Le recours d’un voisin épuisé, le projet de création d’une résidence de standing de 108 logements, en lieu et place de l’ancien hôtel Les Tritons, va reprendre sur la Corniche. Livraison prévue en 2028.
Deux ans de retard. Initialement prévue pour être livrée ces semaines-ci, la résidence des Tritons, sur la Corniche, ne verra finalement pas le jour avant le printemps 2028. Aucun coup de pioche n’a à ce jour été donné alors que l’ancien hôtel a été racheté aux enchères en mars 2021 et que le permis de construire a été accordé en novembre 2023.
La raison ? Le recours contre le permis, déposé par un voisin. « On a tenté de trouver un accord à l’amiable avec ce voisin qui n’habitait pas sur place, de modifier les terrasses, de bouger un peu le projet par rapport à la vue mais cela n’a pas suffi », explique Laury Portalès, présidente d’EnVol (groupe Hectare), porteur du projet. « Il a donc fallu attendre que le tribunal nous donne raison et nous notifie tout récemment de la levée du recours. »
La procédure écartée, le projet va donc pouvoir reprendre. « On va désormais pouvoir remobiliser tout le monde, se rapprocher des dix-sept copropriétaires, eux aussi victimes de ce recours, pour racheter et pouvoir repartir de l’avant. On espère débuter la démolition au mois de juin », indique Laury Portalès.

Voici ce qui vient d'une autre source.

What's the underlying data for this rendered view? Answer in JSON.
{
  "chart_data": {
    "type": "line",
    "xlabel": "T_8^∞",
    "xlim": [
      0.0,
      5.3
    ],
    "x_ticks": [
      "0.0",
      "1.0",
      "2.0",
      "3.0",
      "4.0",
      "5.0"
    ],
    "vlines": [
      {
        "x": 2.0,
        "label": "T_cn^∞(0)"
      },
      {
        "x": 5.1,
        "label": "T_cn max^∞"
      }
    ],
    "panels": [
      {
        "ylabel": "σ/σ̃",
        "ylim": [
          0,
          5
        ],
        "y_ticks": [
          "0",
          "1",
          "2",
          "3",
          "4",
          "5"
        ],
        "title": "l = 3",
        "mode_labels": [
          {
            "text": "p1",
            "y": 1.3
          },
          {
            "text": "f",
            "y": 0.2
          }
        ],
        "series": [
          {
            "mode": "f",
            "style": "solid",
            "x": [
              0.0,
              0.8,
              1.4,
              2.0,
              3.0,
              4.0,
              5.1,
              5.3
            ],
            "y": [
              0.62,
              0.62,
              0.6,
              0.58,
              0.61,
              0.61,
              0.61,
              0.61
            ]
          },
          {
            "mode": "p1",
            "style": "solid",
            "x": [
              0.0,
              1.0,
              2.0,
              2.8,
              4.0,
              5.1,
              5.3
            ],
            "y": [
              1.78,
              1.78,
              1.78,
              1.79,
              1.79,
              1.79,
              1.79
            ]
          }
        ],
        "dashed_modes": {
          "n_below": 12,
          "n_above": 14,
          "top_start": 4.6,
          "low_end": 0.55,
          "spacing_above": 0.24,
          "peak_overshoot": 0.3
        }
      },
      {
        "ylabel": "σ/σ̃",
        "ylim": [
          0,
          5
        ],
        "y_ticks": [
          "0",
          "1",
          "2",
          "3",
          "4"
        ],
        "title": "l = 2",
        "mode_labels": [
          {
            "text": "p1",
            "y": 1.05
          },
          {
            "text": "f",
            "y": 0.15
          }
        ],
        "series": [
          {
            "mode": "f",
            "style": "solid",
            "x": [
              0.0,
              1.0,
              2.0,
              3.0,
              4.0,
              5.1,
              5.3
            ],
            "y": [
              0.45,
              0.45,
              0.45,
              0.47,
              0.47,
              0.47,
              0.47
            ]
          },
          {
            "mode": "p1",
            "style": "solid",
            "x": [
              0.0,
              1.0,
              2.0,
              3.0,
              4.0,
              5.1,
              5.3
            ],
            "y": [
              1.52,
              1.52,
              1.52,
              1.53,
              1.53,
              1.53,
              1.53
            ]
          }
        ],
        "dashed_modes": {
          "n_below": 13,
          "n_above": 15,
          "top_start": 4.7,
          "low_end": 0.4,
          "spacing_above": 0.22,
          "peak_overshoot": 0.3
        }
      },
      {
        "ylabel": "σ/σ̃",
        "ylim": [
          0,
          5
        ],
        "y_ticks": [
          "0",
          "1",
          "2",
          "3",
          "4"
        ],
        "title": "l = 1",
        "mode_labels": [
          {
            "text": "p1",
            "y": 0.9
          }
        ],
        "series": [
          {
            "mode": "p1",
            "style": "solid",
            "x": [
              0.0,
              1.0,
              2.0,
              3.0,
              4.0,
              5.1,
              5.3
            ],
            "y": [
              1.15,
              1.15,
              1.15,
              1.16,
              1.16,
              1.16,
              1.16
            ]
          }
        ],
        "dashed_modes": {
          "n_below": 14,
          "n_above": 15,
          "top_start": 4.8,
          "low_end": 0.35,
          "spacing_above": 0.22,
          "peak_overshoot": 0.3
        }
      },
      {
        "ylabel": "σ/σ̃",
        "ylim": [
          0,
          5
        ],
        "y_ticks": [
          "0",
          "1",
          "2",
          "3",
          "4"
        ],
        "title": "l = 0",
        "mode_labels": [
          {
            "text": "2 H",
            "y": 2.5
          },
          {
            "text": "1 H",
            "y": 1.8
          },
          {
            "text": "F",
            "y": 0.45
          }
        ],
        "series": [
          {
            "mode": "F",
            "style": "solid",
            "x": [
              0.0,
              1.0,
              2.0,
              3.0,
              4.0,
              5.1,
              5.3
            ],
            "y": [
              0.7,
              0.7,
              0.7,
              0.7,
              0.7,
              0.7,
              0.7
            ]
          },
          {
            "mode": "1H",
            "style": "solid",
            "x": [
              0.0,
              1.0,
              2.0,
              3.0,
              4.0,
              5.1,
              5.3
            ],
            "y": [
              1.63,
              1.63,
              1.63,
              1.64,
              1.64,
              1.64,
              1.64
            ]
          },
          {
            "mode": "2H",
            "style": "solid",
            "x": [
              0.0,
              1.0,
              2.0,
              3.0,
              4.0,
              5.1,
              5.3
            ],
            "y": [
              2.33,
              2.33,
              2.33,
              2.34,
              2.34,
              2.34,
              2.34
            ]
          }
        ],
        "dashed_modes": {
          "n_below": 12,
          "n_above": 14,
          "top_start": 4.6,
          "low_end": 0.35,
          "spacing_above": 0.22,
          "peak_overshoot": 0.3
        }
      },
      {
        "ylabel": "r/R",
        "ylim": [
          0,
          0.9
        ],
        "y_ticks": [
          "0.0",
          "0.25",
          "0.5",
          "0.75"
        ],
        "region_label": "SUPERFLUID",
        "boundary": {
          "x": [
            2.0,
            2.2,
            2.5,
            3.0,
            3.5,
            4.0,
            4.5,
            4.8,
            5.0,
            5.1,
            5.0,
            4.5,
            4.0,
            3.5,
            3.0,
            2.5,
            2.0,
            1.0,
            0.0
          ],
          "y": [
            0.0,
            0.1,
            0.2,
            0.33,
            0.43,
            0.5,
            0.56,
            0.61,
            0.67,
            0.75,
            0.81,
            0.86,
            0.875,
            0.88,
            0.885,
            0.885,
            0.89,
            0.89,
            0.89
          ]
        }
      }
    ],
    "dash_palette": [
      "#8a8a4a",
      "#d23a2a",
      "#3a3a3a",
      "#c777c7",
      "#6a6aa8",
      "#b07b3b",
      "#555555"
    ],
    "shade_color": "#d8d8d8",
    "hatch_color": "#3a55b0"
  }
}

Du T2 au T5, de 5 600 à 7 600 € le mètre carré
Ce projet de revitalisation de friche urbaine est d’envergure sur ce boulevard Joliot-Curie bénéficiant d’un emplacement prisé. Il prévoit de raser l’ancien hôtel édifié en 1980, abandonné et squatté pour reconstruire 108 logements, dont 27 sociaux. La résidence des Tritons comprendra des appartements allant du T2 au T5, avec des jardins potagers et de grandes terrasses privatives allant jusqu’à 38 m2 avec vue sur la mer. « Les prix vont de 5 600 € le mètre carré pour les plus bas, à 7 600 pour les plus chers, avec vue et grande terrasse », détaille Laury Portalès, qui précise que la précommercialisation a déjà permis de réserver 30 % de biens en logement libre.

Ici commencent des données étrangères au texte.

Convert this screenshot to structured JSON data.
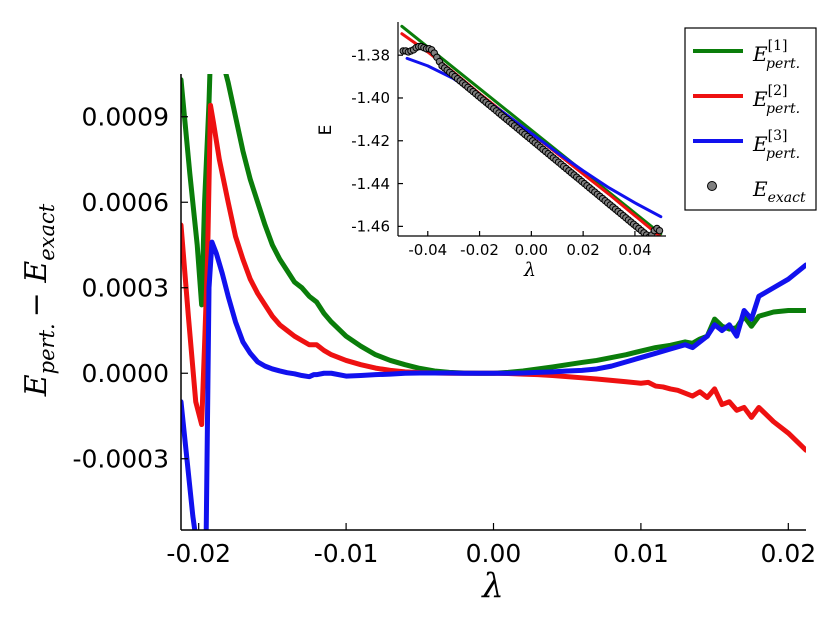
{
  "chart_data": [
    {
      "type": "line",
      "xlabel": "λ",
      "ylabel_main": "E",
      "ylabel_main_sub": "pert.",
      "ylabel_minus": "− E",
      "ylabel_minus_sub": "exact",
      "xlim": [
        -0.0212,
        0.0212
      ],
      "ylim": [
        -0.00055,
        0.00105
      ],
      "xticks": [
        -0.02,
        -0.01,
        0.0,
        0.01,
        0.02
      ],
      "xtick_labels": [
        "-0.02",
        "-0.01",
        "0.00",
        "0.01",
        "0.02"
      ],
      "yticks": [
        -0.0003,
        0.0,
        0.0003,
        0.0006,
        0.0009
      ],
      "ytick_labels": [
        "-0.0003",
        "0.0000",
        "0.0003",
        "0.0006",
        "0.0009"
      ],
      "series": [
        {
          "name": "E[1] pert.",
          "color": "#0a7d0a",
          "x": [
            -0.0212,
            -0.0206,
            -0.0201,
            -0.0198,
            -0.0196,
            -0.0193,
            -0.0192,
            -0.0188,
            -0.0185,
            -0.018,
            -0.0175,
            -0.017,
            -0.0165,
            -0.016,
            -0.0155,
            -0.015,
            -0.0145,
            -0.014,
            -0.0135,
            -0.013,
            -0.0125,
            -0.012,
            -0.0115,
            -0.011,
            -0.01,
            -0.009,
            -0.008,
            -0.007,
            -0.006,
            -0.005,
            -0.004,
            -0.003,
            -0.002,
            -0.001,
            0.0,
            0.001,
            0.002,
            0.003,
            0.004,
            0.005,
            0.006,
            0.007,
            0.008,
            0.009,
            0.01,
            0.011,
            0.012,
            0.013,
            0.0135,
            0.014,
            0.0145,
            0.015,
            0.0155,
            0.016,
            0.0165,
            0.017,
            0.0175,
            0.018,
            0.019,
            0.02,
            0.0212
          ],
          "y": [
            0.00103,
            0.0007,
            0.00045,
            0.00024,
            0.0006,
            0.00095,
            0.00112,
            0.00112,
            0.00112,
            0.00102,
            0.0009,
            0.00078,
            0.00068,
            0.0006,
            0.00052,
            0.00045,
            0.0004,
            0.00036,
            0.00032,
            0.0003,
            0.00027,
            0.00025,
            0.00021,
            0.00018,
            0.00013,
            9.5e-05,
            6.5e-05,
            4.5e-05,
            3e-05,
            1.7e-05,
            8e-06,
            3e-06,
            1e-06,
            0.0,
            0.0,
            3e-06,
            8e-06,
            1.5e-05,
            2.2e-05,
            3e-05,
            3.8e-05,
            4.5e-05,
            5.5e-05,
            6.5e-05,
            7.8e-05,
            9e-05,
            9.8e-05,
            0.00011,
            0.000105,
            0.00012,
            0.00013,
            0.00019,
            0.000165,
            0.000155,
            0.00016,
            0.0002,
            0.000165,
            0.0002,
            0.000215,
            0.00022,
            0.00022
          ]
        },
        {
          "name": "E[2] pert.",
          "color": "#ee1111",
          "x": [
            -0.0212,
            -0.0207,
            -0.0202,
            -0.0198,
            -0.0196,
            -0.0194,
            -0.0192,
            -0.019,
            -0.0186,
            -0.018,
            -0.0175,
            -0.017,
            -0.0165,
            -0.016,
            -0.0155,
            -0.015,
            -0.0145,
            -0.014,
            -0.0135,
            -0.013,
            -0.0125,
            -0.012,
            -0.0115,
            -0.011,
            -0.01,
            -0.009,
            -0.008,
            -0.007,
            -0.006,
            -0.005,
            -0.004,
            -0.003,
            -0.002,
            -0.001,
            0.0,
            0.001,
            0.002,
            0.003,
            0.004,
            0.005,
            0.006,
            0.007,
            0.008,
            0.009,
            0.01,
            0.0105,
            0.011,
            0.0115,
            0.012,
            0.0125,
            0.013,
            0.0135,
            0.014,
            0.0145,
            0.015,
            0.0155,
            0.016,
            0.0165,
            0.017,
            0.0175,
            0.018,
            0.019,
            0.02,
            0.0212
          ],
          "y": [
            0.00052,
            0.0002,
            -0.0001,
            -0.00018,
            0.0001,
            0.0004,
            0.00094,
            0.00088,
            0.00075,
            0.0006,
            0.00048,
            0.0004,
            0.00033,
            0.00028,
            0.00024,
            0.0002,
            0.00017,
            0.00015,
            0.00013,
            0.000115,
            0.0001,
            0.0001,
            8e-05,
            6.5e-05,
            4.5e-05,
            3e-05,
            1.8e-05,
            1e-05,
            5e-06,
            2e-06,
            1e-06,
            0.0,
            0.0,
            0.0,
            0.0,
            -1e-06,
            -3e-06,
            -5e-06,
            -8e-06,
            -1.2e-05,
            -1.6e-05,
            -2e-05,
            -2.5e-05,
            -3e-05,
            -3.5e-05,
            -3.2e-05,
            -4.5e-05,
            -4.8e-05,
            -5.5e-05,
            -6e-05,
            -7e-05,
            -8e-05,
            -6.5e-05,
            -8.5e-05,
            -5.5e-05,
            -0.00011,
            -0.0001,
            -0.00013,
            -0.00012,
            -0.000155,
            -0.00012,
            -0.00017,
            -0.00021,
            -0.00027
          ]
        },
        {
          "name": "E[3] pert.",
          "color": "#1111ee",
          "x": [
            -0.0212,
            -0.0208,
            -0.0204,
            -0.02,
            -0.0197,
            -0.0195,
            -0.0193,
            -0.0191,
            -0.0188,
            -0.0184,
            -0.018,
            -0.0175,
            -0.017,
            -0.0165,
            -0.016,
            -0.0155,
            -0.015,
            -0.0145,
            -0.014,
            -0.0135,
            -0.013,
            -0.0125,
            -0.0122,
            -0.012,
            -0.0115,
            -0.011,
            -0.01,
            -0.009,
            -0.008,
            -0.007,
            -0.006,
            -0.005,
            -0.004,
            -0.003,
            -0.002,
            -0.001,
            0.0,
            0.001,
            0.002,
            0.003,
            0.004,
            0.005,
            0.006,
            0.007,
            0.008,
            0.009,
            0.01,
            0.011,
            0.012,
            0.013,
            0.0135,
            0.014,
            0.0145,
            0.015,
            0.0155,
            0.016,
            0.0165,
            0.017,
            0.0175,
            0.018,
            0.019,
            0.02,
            0.0212
          ],
          "y": [
            -0.0001,
            -0.0003,
            -0.0005,
            -0.00065,
            -0.0007,
            -0.0006,
            0.0003,
            0.00046,
            0.00042,
            0.00035,
            0.00027,
            0.00018,
            0.00011,
            7e-05,
            4e-05,
            2.5e-05,
            1.5e-05,
            8e-06,
            2e-06,
            -2e-06,
            -8e-06,
            -1.2e-05,
            -5e-06,
            -5e-06,
            0.0,
            0.0,
            -1e-05,
            -8e-06,
            -5e-06,
            -3e-06,
            0.0,
            1e-06,
            1e-06,
            1e-06,
            0.0,
            0.0,
            0.0,
            0.0,
            1e-06,
            3e-06,
            5e-06,
            8e-06,
            1e-05,
            1.5e-05,
            2.5e-05,
            4e-05,
            5.5e-05,
            7e-05,
            8.5e-05,
            0.0001,
            9e-05,
            0.00011,
            0.00013,
            0.00017,
            0.00015,
            0.00017,
            0.00013,
            0.00022,
            0.00019,
            0.00027,
            0.0003,
            0.00033,
            0.00038
          ]
        }
      ],
      "legend": {
        "placement": "top-right",
        "entries": [
          {
            "kind": "line",
            "color": "#0a7d0a",
            "main": "E",
            "sup": "[1]",
            "sub": "pert."
          },
          {
            "kind": "line",
            "color": "#ee1111",
            "main": "E",
            "sup": "[2]",
            "sub": "pert."
          },
          {
            "kind": "line",
            "color": "#1111ee",
            "main": "E",
            "sup": "[3]",
            "sub": "pert."
          },
          {
            "kind": "marker",
            "color": "#808080",
            "main": "E",
            "sup": "",
            "sub": "exact"
          }
        ]
      }
    },
    {
      "type": "line",
      "placement": "inset",
      "xlabel": "λ",
      "ylabel": "E",
      "xlim": [
        -0.0515,
        0.052
      ],
      "ylim": [
        -1.4645,
        -1.3645
      ],
      "xticks": [
        -0.04,
        -0.02,
        0.0,
        0.02,
        0.04
      ],
      "xtick_labels": [
        "-0.04",
        "-0.02",
        "0.00",
        "0.02",
        "0.04"
      ],
      "yticks": [
        -1.46,
        -1.44,
        -1.42,
        -1.4,
        -1.38
      ],
      "ytick_labels": [
        "-1.46",
        "-1.44",
        "-1.42",
        "-1.40",
        "-1.38"
      ],
      "series": [
        {
          "name": "E[1] pert.",
          "color": "#0a7d0a",
          "x": [
            -0.05,
            0.05
          ],
          "y": [
            -1.3665,
            -1.4635
          ]
        },
        {
          "name": "E[2] pert.",
          "color": "#ee1111",
          "x": [
            -0.05,
            -0.04,
            -0.03,
            -0.02,
            -0.01,
            0.0,
            0.01,
            0.02,
            0.03,
            0.04,
            0.05
          ],
          "y": [
            -1.37,
            -1.3785,
            -1.388,
            -1.398,
            -1.4075,
            -1.4165,
            -1.426,
            -1.4355,
            -1.445,
            -1.455,
            -1.465
          ]
        },
        {
          "name": "E[3] pert.",
          "color": "#1111ee",
          "x": [
            -0.048,
            -0.04,
            -0.03,
            -0.02,
            -0.01,
            0.0,
            0.01,
            0.02,
            0.03,
            0.04,
            0.05
          ],
          "y": [
            -1.3815,
            -1.385,
            -1.391,
            -1.399,
            -1.4075,
            -1.4165,
            -1.4255,
            -1.434,
            -1.442,
            -1.449,
            -1.4555
          ]
        },
        {
          "name": "E exact",
          "color": "#808080",
          "kind": "scatter",
          "x": [
            -0.0495,
            -0.0485,
            -0.0475,
            -0.0465,
            -0.0455,
            -0.0445,
            -0.0435,
            -0.0425,
            -0.0415,
            -0.0405,
            -0.0395,
            -0.0385,
            -0.0375,
            -0.0365,
            -0.0355,
            -0.0345,
            -0.0335,
            -0.0325,
            -0.0315,
            -0.0305,
            -0.0295,
            -0.0285,
            -0.0275,
            -0.0265,
            -0.0255,
            -0.0245,
            -0.0235,
            -0.0225,
            -0.0215,
            -0.0205,
            -0.0195,
            -0.0185,
            -0.0175,
            -0.0165,
            -0.0155,
            -0.0145,
            -0.0135,
            -0.0125,
            -0.0115,
            -0.0105,
            -0.0095,
            -0.0085,
            -0.0075,
            -0.0065,
            -0.0055,
            -0.0045,
            -0.0035,
            -0.0025,
            -0.0015,
            -0.0005,
            0.0005,
            0.0015,
            0.0025,
            0.0035,
            0.0045,
            0.0055,
            0.0065,
            0.0075,
            0.0085,
            0.0095,
            0.0105,
            0.0115,
            0.0125,
            0.0135,
            0.0145,
            0.0155,
            0.0165,
            0.0175,
            0.0185,
            0.0195,
            0.0205,
            0.0215,
            0.0225,
            0.0235,
            0.0245,
            0.0255,
            0.0265,
            0.0275,
            0.0285,
            0.0295,
            0.0305,
            0.0315,
            0.0325,
            0.0335,
            0.0345,
            0.0355,
            0.0365,
            0.0375,
            0.0385,
            0.0395,
            0.0405,
            0.0415,
            0.0425,
            0.0435,
            0.0445,
            0.0455,
            0.0465,
            0.0475,
            0.0485,
            0.0495
          ],
          "y": [
            -1.378,
            -1.378,
            -1.3785,
            -1.378,
            -1.3775,
            -1.3765,
            -1.376,
            -1.376,
            -1.3765,
            -1.377,
            -1.377,
            -1.3775,
            -1.379,
            -1.381,
            -1.383,
            -1.385,
            -1.386,
            -1.387,
            -1.388,
            -1.389,
            -1.39,
            -1.391,
            -1.392,
            -1.393,
            -1.394,
            -1.395,
            -1.396,
            -1.397,
            -1.398,
            -1.399,
            -1.4,
            -1.401,
            -1.402,
            -1.403,
            -1.404,
            -1.405,
            -1.406,
            -1.407,
            -1.408,
            -1.409,
            -1.41,
            -1.411,
            -1.412,
            -1.413,
            -1.414,
            -1.415,
            -1.416,
            -1.417,
            -1.418,
            -1.419,
            -1.42,
            -1.421,
            -1.422,
            -1.423,
            -1.424,
            -1.425,
            -1.426,
            -1.427,
            -1.428,
            -1.429,
            -1.43,
            -1.431,
            -1.432,
            -1.433,
            -1.434,
            -1.435,
            -1.436,
            -1.437,
            -1.438,
            -1.439,
            -1.44,
            -1.441,
            -1.442,
            -1.443,
            -1.444,
            -1.445,
            -1.446,
            -1.447,
            -1.448,
            -1.449,
            -1.45,
            -1.451,
            -1.452,
            -1.453,
            -1.454,
            -1.455,
            -1.456,
            -1.457,
            -1.458,
            -1.459,
            -1.46,
            -1.461,
            -1.462,
            -1.463,
            -1.464,
            -1.465,
            -1.464,
            -1.462,
            -1.461,
            -1.462
          ]
        }
      ]
    }
  ]
}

Conçue par l’architecte montpelliérain Jérôme Rio, la Résidence des Tritons sera un bâtiment de standing bas carbone, avec réemploi des matériaux issus de la démolition, recyclage des eaux et préservation des espèces remarquables, dont un cèdre du Liban.
La livraison est espérée pour le printemps 2028, au plus tard fin 2028. Avec une cerise sur le gâteau résidentiel : l’artiste sétoise Johanne Cinier l’embellira d’une grande fresque murale qui racontera l’histoire des Tritons en vingt-trois panneaux.